Я примчался на такси, хотя денег было в обрез. Здание — тонкая и высокая модерняжка в двадцать этажей. Пластик, металл и стекло. И все в клеточку. На восьмом этаже этого гигантского учреждения небольшая комнатка. Одна-единственная — это все, что выделила Москва всесильному Громышеву, великому Громышеву, могучему Громышеву, громовержцу Громышеву. И, надо сказать, даже эту крохотную келью он вымолил у Москвы с трудом.
На подхалима-коротышку с громадной башкой я налетел прямо в коридоре. Наткнулся. Посреди гудящего улья.
— Ах, что за встреча. Как давно я вас не видел… — начал я, весь наливаясь кровью.
— Олег?.. Ну давай зайдем в комнату.
— А зачем в комнату? Мы и здесь поговорим.
— Ну не в коридоре же. Такой шум.
Он отступал к своей келье. Я за ним. Он побледнел.
— Давай зайдем в комнату, — приговаривал он. — Неужели же трудно зайти в комнату…
И я все шел и шел за ним. А когда вошел — увидел, что в кресле сидел Громышев. Собственной персоной.
— Олег! Какими судьбами! — посмеиваясь, начал он.
Они расхохотались. И Громышев, и оба его подхалима — тот, что вошел со мной, и второй, тот, что болезненный, он сидел у окна.
Я стал им чеканить, что Громышев или его подлипалы (мне все равно кто) должны немедленно отправиться в тот авосечный институт. И должны сказать, что пошутили. И что я прекрасный работник. И что я устроился к ним не из-за кого-то, а сам по себе…
Они опять захохотали.
— Олег…
— Вы должны
Я подошел к графину, налил воды в стакан — выпил.
— Ты нигде не устроишься, Олег, — сказал Громышев.
— Это почему?
— Он, — Громышев указал на коротышку с огромной башкой, — случайно оказался в том институте. И, даю тебе слово, случайно тебя выдал…
Я молчал.
— Но отныне, — Громышев все еще тыкал пальцем в коротышку, — по моему совету он будет иногда звонить в отделы кадров. Куда бы ты ни устроился, за неделю-другую он тебя отыщет. И скажет там, что ты бросил у нас работу и сбежал в трудный час. Тебя не возьмут в штат нигде.

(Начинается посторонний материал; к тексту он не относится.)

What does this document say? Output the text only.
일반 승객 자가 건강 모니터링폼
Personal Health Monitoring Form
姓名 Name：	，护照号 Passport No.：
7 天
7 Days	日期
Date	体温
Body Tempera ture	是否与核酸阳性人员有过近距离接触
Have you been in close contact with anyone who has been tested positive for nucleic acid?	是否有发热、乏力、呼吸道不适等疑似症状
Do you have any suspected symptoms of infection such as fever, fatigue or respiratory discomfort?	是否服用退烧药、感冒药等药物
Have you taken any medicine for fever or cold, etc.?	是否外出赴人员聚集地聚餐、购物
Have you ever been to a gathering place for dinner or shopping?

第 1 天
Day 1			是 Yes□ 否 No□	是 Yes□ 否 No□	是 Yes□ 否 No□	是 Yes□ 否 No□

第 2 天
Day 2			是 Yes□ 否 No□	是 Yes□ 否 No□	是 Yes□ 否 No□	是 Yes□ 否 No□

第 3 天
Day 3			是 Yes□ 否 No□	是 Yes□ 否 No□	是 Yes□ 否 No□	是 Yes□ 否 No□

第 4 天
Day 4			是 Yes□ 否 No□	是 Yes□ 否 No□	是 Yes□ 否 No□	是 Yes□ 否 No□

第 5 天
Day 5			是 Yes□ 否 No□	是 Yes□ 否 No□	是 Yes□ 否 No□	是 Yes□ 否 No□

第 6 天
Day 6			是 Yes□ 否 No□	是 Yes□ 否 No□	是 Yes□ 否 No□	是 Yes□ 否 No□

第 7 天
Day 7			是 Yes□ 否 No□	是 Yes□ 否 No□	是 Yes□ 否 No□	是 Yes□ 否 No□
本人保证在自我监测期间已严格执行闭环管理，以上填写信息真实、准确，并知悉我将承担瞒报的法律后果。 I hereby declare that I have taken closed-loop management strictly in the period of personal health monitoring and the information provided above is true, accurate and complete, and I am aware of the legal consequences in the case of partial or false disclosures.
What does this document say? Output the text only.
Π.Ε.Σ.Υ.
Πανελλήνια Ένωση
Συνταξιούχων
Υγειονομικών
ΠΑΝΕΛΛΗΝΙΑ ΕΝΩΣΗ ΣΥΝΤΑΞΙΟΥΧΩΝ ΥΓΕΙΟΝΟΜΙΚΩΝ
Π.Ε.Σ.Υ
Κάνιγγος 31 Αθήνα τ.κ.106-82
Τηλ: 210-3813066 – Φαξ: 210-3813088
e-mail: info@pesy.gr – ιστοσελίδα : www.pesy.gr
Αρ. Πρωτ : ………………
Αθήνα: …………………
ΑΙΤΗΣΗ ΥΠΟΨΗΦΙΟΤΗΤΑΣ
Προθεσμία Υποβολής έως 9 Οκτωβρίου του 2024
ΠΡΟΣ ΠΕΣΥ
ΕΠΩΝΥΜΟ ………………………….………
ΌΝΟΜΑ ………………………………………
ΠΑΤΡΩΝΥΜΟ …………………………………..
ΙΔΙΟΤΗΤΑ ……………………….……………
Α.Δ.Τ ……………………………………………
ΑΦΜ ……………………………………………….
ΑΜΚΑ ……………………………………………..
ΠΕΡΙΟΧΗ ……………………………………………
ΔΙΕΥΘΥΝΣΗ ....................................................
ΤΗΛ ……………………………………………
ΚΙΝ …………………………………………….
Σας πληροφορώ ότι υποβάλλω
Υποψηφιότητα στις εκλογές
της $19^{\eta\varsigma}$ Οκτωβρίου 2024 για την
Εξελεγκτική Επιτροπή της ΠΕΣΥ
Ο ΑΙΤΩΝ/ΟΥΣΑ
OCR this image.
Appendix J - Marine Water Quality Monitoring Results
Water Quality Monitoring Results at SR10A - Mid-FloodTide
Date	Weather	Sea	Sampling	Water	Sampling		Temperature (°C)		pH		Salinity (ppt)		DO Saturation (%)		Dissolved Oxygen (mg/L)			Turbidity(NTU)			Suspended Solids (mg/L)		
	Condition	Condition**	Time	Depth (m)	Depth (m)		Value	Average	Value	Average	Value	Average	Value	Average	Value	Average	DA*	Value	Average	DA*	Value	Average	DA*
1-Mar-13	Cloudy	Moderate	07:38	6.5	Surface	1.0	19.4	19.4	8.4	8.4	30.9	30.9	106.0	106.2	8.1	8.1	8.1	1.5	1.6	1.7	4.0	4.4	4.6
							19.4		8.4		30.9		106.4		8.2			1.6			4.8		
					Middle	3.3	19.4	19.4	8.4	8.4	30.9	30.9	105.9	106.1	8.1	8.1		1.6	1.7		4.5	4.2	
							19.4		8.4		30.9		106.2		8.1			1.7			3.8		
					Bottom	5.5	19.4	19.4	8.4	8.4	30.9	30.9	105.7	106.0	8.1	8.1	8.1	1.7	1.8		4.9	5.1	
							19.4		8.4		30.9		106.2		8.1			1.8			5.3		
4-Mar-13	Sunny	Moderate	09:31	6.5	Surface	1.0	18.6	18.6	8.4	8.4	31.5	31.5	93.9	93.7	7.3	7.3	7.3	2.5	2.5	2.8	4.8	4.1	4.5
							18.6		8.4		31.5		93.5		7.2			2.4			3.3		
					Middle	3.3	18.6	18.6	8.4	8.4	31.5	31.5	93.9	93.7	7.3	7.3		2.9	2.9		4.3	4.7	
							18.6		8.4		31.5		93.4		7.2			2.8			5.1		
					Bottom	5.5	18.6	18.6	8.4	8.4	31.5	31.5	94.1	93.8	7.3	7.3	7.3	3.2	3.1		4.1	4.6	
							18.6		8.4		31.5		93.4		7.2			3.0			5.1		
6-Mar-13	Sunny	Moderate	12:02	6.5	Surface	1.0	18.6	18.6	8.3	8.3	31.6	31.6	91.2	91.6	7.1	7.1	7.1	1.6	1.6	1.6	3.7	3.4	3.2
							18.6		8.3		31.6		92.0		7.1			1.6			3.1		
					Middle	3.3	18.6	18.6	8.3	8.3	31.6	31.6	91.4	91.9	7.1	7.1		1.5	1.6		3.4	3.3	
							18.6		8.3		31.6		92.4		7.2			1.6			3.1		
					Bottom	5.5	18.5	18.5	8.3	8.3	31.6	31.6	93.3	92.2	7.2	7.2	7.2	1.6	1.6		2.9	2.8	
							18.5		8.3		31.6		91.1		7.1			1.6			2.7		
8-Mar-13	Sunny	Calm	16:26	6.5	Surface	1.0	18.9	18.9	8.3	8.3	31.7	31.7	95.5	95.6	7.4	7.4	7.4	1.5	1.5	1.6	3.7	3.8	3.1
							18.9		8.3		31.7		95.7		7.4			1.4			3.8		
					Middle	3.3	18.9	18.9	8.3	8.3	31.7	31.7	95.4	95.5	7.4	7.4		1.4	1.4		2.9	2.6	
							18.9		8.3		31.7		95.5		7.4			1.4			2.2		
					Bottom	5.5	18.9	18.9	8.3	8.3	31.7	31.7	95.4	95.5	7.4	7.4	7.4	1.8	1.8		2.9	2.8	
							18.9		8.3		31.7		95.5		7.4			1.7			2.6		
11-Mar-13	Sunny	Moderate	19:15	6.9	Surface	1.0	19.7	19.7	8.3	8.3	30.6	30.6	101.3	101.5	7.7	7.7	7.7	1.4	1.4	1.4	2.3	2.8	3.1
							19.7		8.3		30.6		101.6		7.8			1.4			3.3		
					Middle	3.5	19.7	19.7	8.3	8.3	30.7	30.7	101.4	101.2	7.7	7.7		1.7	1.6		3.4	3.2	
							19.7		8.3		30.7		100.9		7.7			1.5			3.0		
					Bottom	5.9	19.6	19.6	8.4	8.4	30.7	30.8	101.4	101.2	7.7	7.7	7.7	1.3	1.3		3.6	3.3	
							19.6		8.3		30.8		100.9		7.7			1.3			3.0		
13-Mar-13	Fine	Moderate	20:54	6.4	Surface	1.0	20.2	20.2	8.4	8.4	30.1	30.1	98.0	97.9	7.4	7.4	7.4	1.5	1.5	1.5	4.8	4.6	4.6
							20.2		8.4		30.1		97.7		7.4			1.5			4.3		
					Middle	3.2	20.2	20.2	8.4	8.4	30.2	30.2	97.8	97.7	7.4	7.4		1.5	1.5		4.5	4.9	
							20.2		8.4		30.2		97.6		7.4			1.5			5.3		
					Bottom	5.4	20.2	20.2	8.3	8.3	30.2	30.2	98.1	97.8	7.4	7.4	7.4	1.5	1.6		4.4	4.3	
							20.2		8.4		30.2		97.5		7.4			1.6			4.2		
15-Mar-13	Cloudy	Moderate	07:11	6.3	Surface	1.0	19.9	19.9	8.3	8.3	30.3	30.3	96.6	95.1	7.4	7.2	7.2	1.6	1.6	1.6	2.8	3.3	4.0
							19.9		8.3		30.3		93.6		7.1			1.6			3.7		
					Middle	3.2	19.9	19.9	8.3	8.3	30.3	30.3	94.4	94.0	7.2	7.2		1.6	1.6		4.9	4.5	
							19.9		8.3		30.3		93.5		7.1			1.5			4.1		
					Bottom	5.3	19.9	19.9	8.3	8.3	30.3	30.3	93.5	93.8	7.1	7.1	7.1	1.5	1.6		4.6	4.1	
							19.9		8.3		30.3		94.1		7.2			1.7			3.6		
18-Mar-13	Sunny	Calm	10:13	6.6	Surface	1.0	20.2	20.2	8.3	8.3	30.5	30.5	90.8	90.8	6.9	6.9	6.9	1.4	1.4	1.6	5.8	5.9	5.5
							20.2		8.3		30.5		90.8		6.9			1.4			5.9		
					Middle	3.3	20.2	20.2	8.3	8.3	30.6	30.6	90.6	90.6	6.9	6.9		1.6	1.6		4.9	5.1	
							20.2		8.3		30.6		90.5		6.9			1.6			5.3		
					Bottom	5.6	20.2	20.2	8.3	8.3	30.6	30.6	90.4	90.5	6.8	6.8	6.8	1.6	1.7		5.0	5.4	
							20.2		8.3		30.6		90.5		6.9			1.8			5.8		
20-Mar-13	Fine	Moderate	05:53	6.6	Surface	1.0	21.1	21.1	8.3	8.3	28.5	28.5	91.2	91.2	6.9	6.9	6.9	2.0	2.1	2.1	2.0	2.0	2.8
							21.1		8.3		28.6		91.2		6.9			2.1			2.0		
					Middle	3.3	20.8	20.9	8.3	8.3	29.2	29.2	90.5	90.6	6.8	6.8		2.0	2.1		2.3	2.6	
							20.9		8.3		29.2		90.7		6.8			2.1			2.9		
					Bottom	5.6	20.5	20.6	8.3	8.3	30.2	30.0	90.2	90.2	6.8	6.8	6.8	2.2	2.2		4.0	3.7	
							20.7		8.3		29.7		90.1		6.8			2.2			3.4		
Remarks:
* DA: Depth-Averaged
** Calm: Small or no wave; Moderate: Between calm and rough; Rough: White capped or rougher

Это было весомо. Не отнимешь.
— Что ж, — сказал я, — побуду свободным.
— В Москве нельзя быть свободным. Это тебе не степь.
— А я попробую.
— Ты умрешь с голоду. И ты, и твоя Джульетта.
Нет, он не собирался лишать меня права на работу.
Он даже очень хотел, чтоб я работал. Но только в одном и единственном конкретном месте. У него.
— Поживи. Поживи свободным. — Он улыбнулся во всю ширь. — Поживи.
Я сказал:
— Поживу, Алексей Иваныч, и к вам не вернусь. А что касается голода, то ведь во всякой свободе есть свои пятнышки.
Это было его собственное выражение. Насчет пятнышек. Подхалим, тот, что болезненный, отметил мой выпад.
Громышев улыбнулся:
— А ведь был еще пожар, Олежка. Конечно, может, она сама загорелась, это я про степь. Но одни тушили больше, а другие меньше. А если кто-то в те же самые дни убегает…
Это был намек. Он много мне делал доброго и потому как бы имел право один раз сделать подлость. Во всяком случае, намекнуть на подлость — это он мог. Право сильного, который долго тебе потакал. Право человека, который засиделся на собственном благородстве.
— Давайте, давайте, — сказал я. — Действуйте. Видно, вам без этого не обойтись.